As an androgynously identified person who is interested in the more feminine side of men’s style I have always been at least mildly interested in men’s fashion magazines. I remember once before I actually started wearing men’s clothes, I picked up a Details magazine while grocery shopping. Later my gay male friend noticed the magazine in my room and said, “Oh yeah, that’s the magazine for gay men who are not out yet.” At the time I felt both affronted and amused at the comment. I felt amused because I understood the homoerotic nature of the magazine and affronted because I knew that in essence, I was one of those men. In other words, these magazines were incredibly clever because they marketed to out gay men, closeted gay men, metrosexual men, and the masculine identified female.
Nowhere else is gay window advertising more prevalent then in the genre of men’s fashion magazines. Homoeroticism is literally everywhere but it is especially visible in Details section on “the body.” There are pictures of scantily clad, oiled up, half naked men all over its health section (as well as many other sections). This would not be strange to our heteronormative society if these images were available in a women’s magazine but they are supposedly only for the consumption of men. This begs the question of how a mainstream magazine in our homophobic society is allowed to get away with almost blatant homoeroticism.
As is articulated in Katherine Sender’s piece “Selling Sexual Subjectivities” the reason that Details and other men’s magazines including GQ and Men’s Health get away with homoeroticism is because they can be coded as either gay or straight. A straight man or a closeted gay man can feel perfectly comfortable reading a men’s fashion magazine because they have enough heterosexual and homosexual cues to make the magazines fairly ambiguous to the unbiased eye. There are enough pictures of female eye candy to make the magazines fairly acceptable to the heteronormative society but not enough to overly upset the tastes of gay men. The homoeroticism depicted through the depictions of nearly nude men and the concept of men’s fashion in general is only acceptable because of the visible degradation of women. Men do not need to fear homophobia as long as women are portrayed as sexual objects somewhere in the magazine.

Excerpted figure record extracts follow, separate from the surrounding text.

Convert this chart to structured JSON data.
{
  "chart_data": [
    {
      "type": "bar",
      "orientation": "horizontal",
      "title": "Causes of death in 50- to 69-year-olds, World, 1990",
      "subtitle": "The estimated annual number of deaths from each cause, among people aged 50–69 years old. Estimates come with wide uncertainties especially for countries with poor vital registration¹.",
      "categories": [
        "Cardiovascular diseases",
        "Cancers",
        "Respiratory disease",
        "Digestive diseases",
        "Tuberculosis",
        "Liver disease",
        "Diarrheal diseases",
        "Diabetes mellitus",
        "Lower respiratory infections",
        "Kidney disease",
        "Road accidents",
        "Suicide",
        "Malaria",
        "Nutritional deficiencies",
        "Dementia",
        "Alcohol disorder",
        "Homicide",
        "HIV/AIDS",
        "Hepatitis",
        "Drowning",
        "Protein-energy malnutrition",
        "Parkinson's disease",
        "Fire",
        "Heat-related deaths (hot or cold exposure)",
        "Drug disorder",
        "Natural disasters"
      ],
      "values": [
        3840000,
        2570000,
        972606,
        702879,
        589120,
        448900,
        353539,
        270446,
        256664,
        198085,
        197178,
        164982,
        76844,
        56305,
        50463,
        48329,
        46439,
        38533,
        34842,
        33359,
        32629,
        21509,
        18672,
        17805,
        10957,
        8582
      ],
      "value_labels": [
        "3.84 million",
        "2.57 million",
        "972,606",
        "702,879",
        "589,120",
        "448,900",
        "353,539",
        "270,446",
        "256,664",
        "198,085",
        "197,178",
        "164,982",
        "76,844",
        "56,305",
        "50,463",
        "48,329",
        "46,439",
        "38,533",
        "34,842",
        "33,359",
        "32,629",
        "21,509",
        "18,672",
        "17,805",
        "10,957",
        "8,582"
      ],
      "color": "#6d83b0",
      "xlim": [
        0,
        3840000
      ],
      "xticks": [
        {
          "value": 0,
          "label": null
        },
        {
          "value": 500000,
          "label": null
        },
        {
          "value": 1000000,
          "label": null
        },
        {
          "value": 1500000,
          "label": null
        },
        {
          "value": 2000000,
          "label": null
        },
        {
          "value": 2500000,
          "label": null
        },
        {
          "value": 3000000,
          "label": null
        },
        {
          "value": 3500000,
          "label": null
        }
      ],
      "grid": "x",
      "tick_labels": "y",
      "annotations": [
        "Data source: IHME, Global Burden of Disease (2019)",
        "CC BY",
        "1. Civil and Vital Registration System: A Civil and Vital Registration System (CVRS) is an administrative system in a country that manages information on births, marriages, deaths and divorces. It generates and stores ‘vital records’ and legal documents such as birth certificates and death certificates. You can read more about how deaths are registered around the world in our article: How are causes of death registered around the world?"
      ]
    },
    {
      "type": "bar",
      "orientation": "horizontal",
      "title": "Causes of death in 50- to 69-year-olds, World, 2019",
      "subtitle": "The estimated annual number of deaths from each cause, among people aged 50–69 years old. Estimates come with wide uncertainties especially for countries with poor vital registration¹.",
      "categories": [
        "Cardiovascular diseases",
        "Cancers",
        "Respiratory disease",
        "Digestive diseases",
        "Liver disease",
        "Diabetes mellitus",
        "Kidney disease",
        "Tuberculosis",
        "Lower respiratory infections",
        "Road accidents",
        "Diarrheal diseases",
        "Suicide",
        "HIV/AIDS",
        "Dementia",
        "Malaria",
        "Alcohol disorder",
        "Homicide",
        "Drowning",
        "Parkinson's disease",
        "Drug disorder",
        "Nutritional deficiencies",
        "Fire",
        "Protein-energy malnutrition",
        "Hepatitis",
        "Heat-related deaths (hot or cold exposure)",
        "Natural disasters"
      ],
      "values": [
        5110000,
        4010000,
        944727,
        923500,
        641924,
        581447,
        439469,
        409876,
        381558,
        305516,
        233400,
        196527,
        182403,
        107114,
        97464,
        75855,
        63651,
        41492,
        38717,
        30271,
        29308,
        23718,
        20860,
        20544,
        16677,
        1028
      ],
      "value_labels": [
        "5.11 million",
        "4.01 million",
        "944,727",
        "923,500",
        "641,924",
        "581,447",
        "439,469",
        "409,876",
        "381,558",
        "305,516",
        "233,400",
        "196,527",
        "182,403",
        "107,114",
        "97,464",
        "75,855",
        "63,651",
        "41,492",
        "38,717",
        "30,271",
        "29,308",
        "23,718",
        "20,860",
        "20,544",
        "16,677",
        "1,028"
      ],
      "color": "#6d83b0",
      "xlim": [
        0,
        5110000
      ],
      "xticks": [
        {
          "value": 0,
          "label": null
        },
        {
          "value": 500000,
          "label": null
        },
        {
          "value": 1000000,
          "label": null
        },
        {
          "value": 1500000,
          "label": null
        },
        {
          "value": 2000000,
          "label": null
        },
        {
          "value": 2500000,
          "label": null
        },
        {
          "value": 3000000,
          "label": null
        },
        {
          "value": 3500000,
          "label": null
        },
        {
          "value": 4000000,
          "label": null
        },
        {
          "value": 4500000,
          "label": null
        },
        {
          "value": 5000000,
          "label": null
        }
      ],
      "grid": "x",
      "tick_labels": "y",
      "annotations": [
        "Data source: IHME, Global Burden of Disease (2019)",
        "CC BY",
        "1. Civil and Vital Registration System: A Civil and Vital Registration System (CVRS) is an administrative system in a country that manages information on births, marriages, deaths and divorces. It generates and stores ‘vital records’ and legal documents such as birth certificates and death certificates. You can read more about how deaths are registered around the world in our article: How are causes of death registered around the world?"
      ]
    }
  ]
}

Gay Window advertising is an understanding of the realities of society while also understanding the possibilities of the gay market. Another group that we did not discuss in class and that these magazines may unintentionally hail is the transgender or androgynously identified female. A large audience of masculine identifying females has found men’s fashion magazines to be a great resource. Much of what is understood as “lesbian style” comes from the realm of men’s fashion. For instance, you see this particular queer model (to the right) incorporating men’s style into their fashion. You can see the sports jacket, the collared shirt, the watch, and the pocket square which are all important aspects of men’s fashion as can be seen in Details and GQ.